ここでも、安倍政権は総裁選同様の「まやかし」の手口を使う。翁長知事の後継候補が決まらない中で、自民党は、既に佐喜真淳氏(さきま・あつし)宜野湾市長を候補とすることを決めている。その佐喜真氏は、最大の争点の一つである普天間飛行場返還に関しては「街のど真ん中にある飛行場を一日も早く返還することが必要だ。固定化はあってはならない」と述べたのにもかかわらず、その移設先としての名護市辺野古への新基地建設に関しては「(普天間飛行場の)移設先は後日しっかりとお答えしたい」と述べて、答えを先送りした。全くいい加減な話だが、これも都合の悪い争点について「議論を避ける」安倍政権の常とう手段だ。

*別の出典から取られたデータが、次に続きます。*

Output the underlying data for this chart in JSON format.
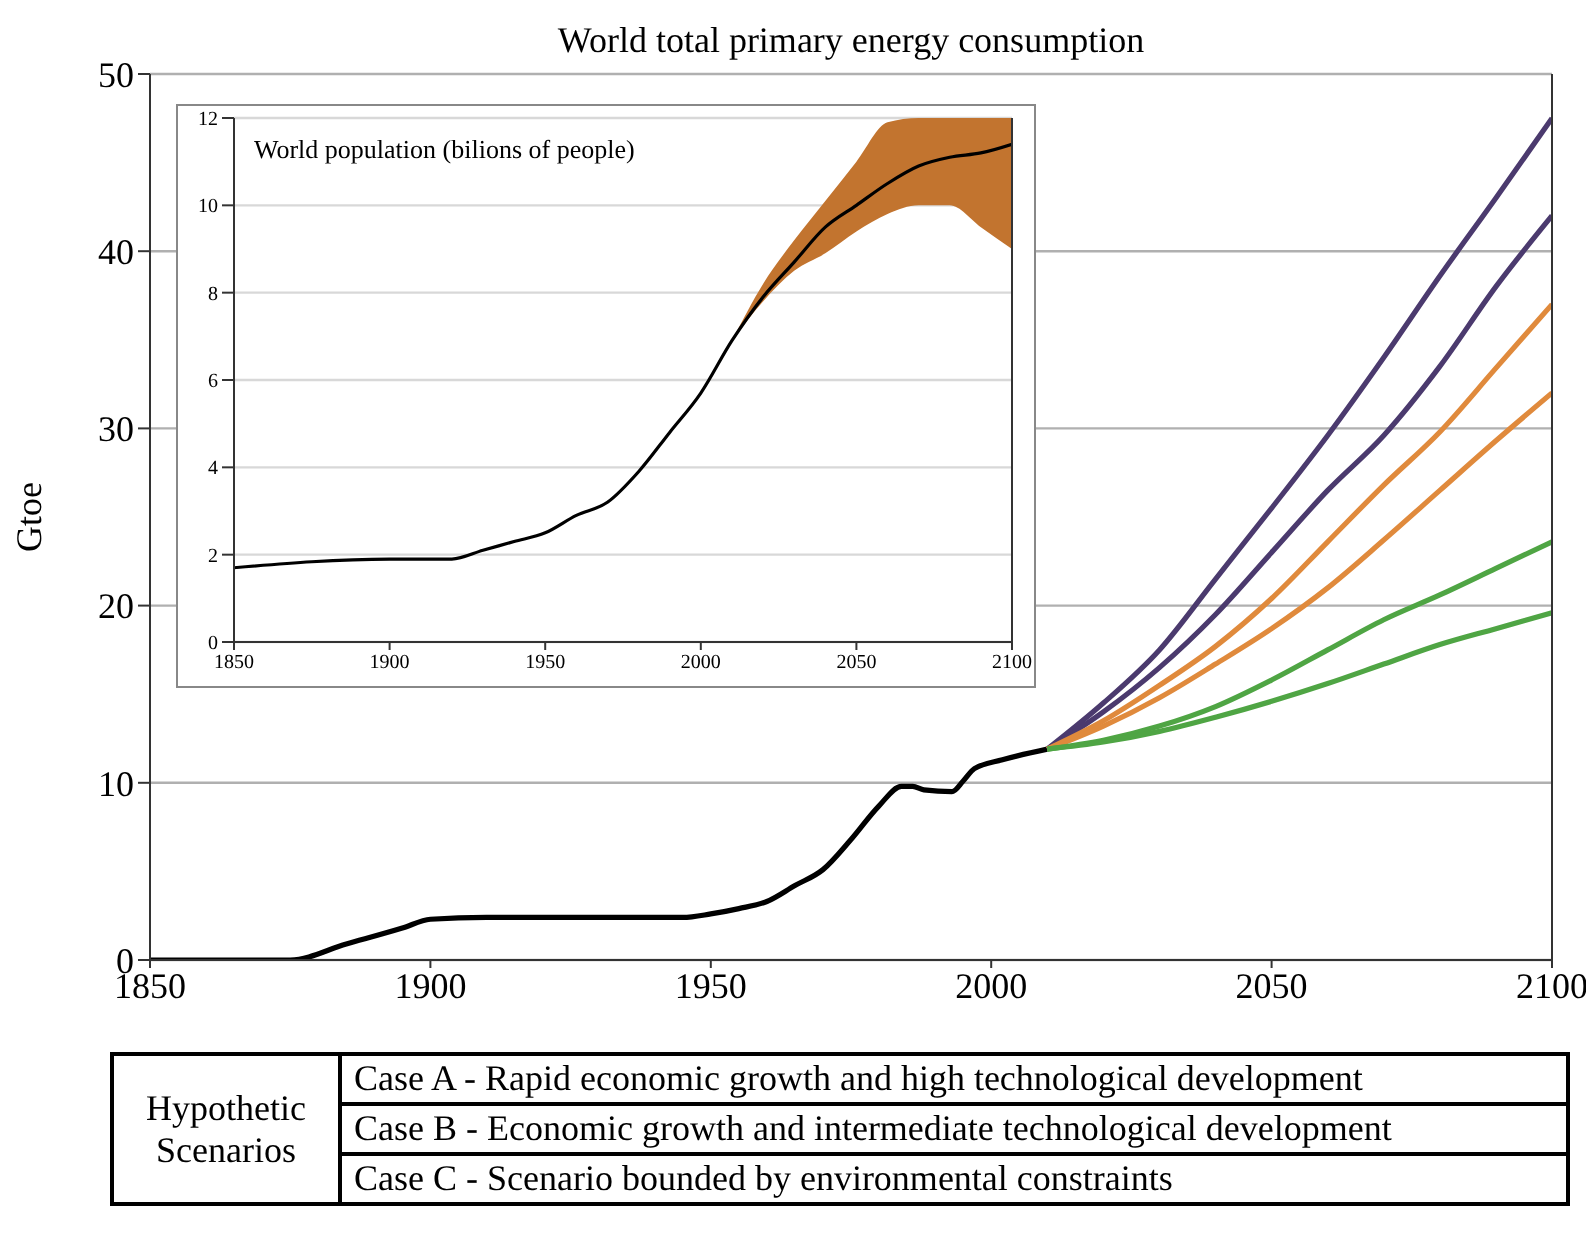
{
  "chart_data": [
    {
      "type": "line",
      "title": "World total primary energy consumption",
      "ylabel": "Gtoe",
      "xlim": [
        1850,
        2100
      ],
      "xticks": [
        1850,
        1900,
        1950,
        2000,
        2050,
        2100
      ],
      "ylim": [
        0,
        50
      ],
      "yticks": [
        0,
        10,
        20,
        30,
        40,
        50
      ],
      "grid": "y",
      "series": [
        {
          "color": "#000000",
          "x": [
            1850,
            1860,
            1875,
            1885,
            1895,
            1900,
            1910,
            1930,
            1945,
            1950,
            1955,
            1960,
            1965,
            1970,
            1975,
            1980,
            1984,
            1986,
            1988,
            1993,
            1995,
            1997,
            2002,
            2010
          ],
          "values": [
            0,
            0,
            0,
            0.9,
            1.8,
            2.3,
            2.4,
            2.4,
            2.4,
            2.6,
            2.9,
            3.3,
            4.2,
            5.1,
            6.8,
            8.7,
            9.8,
            9.8,
            9.6,
            9.5,
            10.1,
            10.8,
            11.3,
            11.9
          ]
        },
        {
          "color": "#4b3a6e",
          "x": [
            2010,
            2020,
            2030,
            2040,
            2050,
            2060,
            2070,
            2080,
            2090,
            2100
          ],
          "values": [
            11.9,
            14.5,
            17.5,
            21.5,
            25.5,
            29.6,
            34,
            38.6,
            43,
            47.5
          ]
        },
        {
          "color": "#4b3a6e",
          "x": [
            2010,
            2020,
            2030,
            2040,
            2050,
            2060,
            2070,
            2080,
            2090,
            2100
          ],
          "values": [
            11.9,
            14,
            16.5,
            19.5,
            23,
            26.5,
            29.6,
            33.5,
            38,
            42
          ]
        },
        {
          "color": "#e08a3c",
          "x": [
            2010,
            2020,
            2030,
            2040,
            2050,
            2060,
            2070,
            2080,
            2090,
            2100
          ],
          "values": [
            11.9,
            13.5,
            15.5,
            17.7,
            20.4,
            23.6,
            26.8,
            29.8,
            33.4,
            37
          ]
        },
        {
          "color": "#e08a3c",
          "x": [
            2010,
            2020,
            2030,
            2040,
            2050,
            2060,
            2070,
            2080,
            2090,
            2100
          ],
          "values": [
            11.9,
            13.2,
            14.8,
            16.7,
            18.7,
            21,
            23.7,
            26.5,
            29.3,
            32
          ]
        },
        {
          "color": "#4fa544",
          "x": [
            2010,
            2020,
            2030,
            2040,
            2050,
            2060,
            2070,
            2080,
            2090,
            2100
          ],
          "values": [
            11.9,
            12.4,
            13.2,
            14.3,
            15.8,
            17.5,
            19.2,
            20.6,
            22.1,
            23.6
          ]
        },
        {
          "color": "#4fa544",
          "x": [
            2010,
            2020,
            2030,
            2040,
            2050,
            2060,
            2070,
            2080,
            2090,
            2100
          ],
          "values": [
            11.9,
            12.3,
            12.9,
            13.7,
            14.6,
            15.6,
            16.7,
            17.8,
            18.7,
            19.6
          ]
        }
      ],
      "annotations": [
        "Hypothetic Scenarios",
        "Case A - Rapid economic growth and high technological development",
        "Case B - Economic growth and intermediate technological development",
        "Case C - Scenario bounded by environmental constraints"
      ]
    },
    {
      "type": "line",
      "title": "World population (bilions of people)",
      "xlim": [
        1850,
        2100
      ],
      "xticks": [
        1850,
        1900,
        1950,
        2000,
        2050,
        2100
      ],
      "ylim": [
        0,
        12
      ],
      "yticks": [
        0,
        2,
        4,
        6,
        8,
        10,
        12
      ],
      "grid": "y",
      "series": [
        {
          "color": "#000000",
          "x": [
            1850,
            1900,
            1920,
            1930,
            1940,
            1950,
            1960,
            1970,
            1980,
            1990,
            2000,
            2010,
            2020,
            2030,
            2040,
            2050,
            2060,
            2070,
            2080,
            2090,
            2100
          ],
          "values": [
            1.7,
            1.9,
            1.9,
            2.1,
            2.3,
            2.5,
            2.9,
            3.2,
            3.9,
            4.8,
            5.7,
            6.9,
            7.9,
            8.7,
            9.5,
            10.0,
            10.5,
            10.9,
            11.1,
            11.2,
            11.4
          ],
          "lower": [
            null,
            null,
            null,
            null,
            null,
            null,
            null,
            null,
            null,
            null,
            null,
            6.9,
            7.8,
            8.5,
            8.9,
            9.4,
            9.8,
            10.0,
            10.0,
            9.5,
            9.0
          ],
          "upper": [
            null,
            null,
            null,
            null,
            null,
            null,
            null,
            null,
            null,
            null,
            null,
            6.9,
            8.2,
            9.2,
            10.1,
            11.0,
            11.9,
            12,
            12,
            12,
            12
          ]
        }
      ]
    }
  ]
}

一方、安倍政権の悪魔の政治手法「バラマキ」もこれからフル回転するだろう。翁長知事が亡くなって葬儀が終わったと思ったら、15日の日本経済新聞電子版には「自民党は15日、沖縄県知事選(9月13日告示―30日投開票)に向けた新たな沖縄振興策の検討を始めた」という小さな記事が出た。「自民党候補を勝たせれば、こんなご褒美が待ってるよ。もちろん、負けたらただじゃ置かないぞ」というメッセージだ。「バラマキ」はいつもその裏で「恫喝」がセットになっているのだ。
■来年の参議院選挙に向けた「バラマキ」も空前の規模
来年の参議院選挙に向けた「バラマキ」はものすごいものになりそうだ。来夏は参議院選挙のみならず憲法改正の国民投票まで行ってしまおうというのが安倍総理の頭にある政治日程だ。参議院選挙で大きく負ければ、総理の座も危なくなるということもあるが、何よりも、憲法改正の国民投票で負ければ、当分再度のチャレンジは難しくなる。その意味で、来夏に向けての経済対策は、従来の常識を超えたものになる可能性が高い。

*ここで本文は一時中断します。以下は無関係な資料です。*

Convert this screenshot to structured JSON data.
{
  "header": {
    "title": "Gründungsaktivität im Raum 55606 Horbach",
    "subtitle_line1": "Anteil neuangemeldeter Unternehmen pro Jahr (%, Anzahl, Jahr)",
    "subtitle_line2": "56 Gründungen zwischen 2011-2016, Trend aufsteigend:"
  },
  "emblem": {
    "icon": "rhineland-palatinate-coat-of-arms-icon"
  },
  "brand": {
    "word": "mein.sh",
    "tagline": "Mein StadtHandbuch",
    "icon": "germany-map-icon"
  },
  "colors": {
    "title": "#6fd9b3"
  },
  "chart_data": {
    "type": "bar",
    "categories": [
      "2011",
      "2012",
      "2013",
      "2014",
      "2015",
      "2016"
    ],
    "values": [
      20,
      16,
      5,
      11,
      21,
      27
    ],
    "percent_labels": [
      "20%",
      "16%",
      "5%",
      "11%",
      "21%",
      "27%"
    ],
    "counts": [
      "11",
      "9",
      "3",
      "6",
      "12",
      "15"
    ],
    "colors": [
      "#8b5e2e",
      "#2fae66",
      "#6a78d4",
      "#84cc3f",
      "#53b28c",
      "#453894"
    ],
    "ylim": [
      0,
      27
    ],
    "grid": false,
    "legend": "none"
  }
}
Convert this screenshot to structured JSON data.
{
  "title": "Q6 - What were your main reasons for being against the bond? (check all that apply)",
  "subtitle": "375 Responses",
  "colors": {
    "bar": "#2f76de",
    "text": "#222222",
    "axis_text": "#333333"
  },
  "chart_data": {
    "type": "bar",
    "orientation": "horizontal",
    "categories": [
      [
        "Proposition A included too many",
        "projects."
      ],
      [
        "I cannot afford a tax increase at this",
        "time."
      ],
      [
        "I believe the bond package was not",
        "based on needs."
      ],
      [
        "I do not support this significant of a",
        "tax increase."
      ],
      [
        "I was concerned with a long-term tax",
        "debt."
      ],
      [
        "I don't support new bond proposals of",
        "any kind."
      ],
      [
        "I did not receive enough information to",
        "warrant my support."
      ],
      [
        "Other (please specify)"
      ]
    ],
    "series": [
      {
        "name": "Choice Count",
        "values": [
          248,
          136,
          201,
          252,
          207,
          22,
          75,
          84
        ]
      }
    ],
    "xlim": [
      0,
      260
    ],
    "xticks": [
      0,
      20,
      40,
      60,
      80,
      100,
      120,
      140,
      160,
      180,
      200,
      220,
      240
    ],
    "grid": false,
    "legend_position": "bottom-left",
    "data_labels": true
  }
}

もちろん、財務省は、野放図な歳出拡大には抵抗を試みるだろうが、公文書改ざん問題などもあり、安倍総理の恫喝に逆らえる官僚はいない。もしかすると、一切異論が出ずに安倍総理主導のバラマキが無制限に行われる可能性すらある。それでなくても、秋の臨時国会では、災害復興対策を理由にしたバラマキの議論が盛り上がるだろうし、防災対策と銘打てば、何でもまかり通るという事態になるだろう。最近の異常気象をはやし立てるテレビの報道などは、このムードをますます盛り上げることに大きく「貢献」している。まるで、政権に協力しているかの観さえある。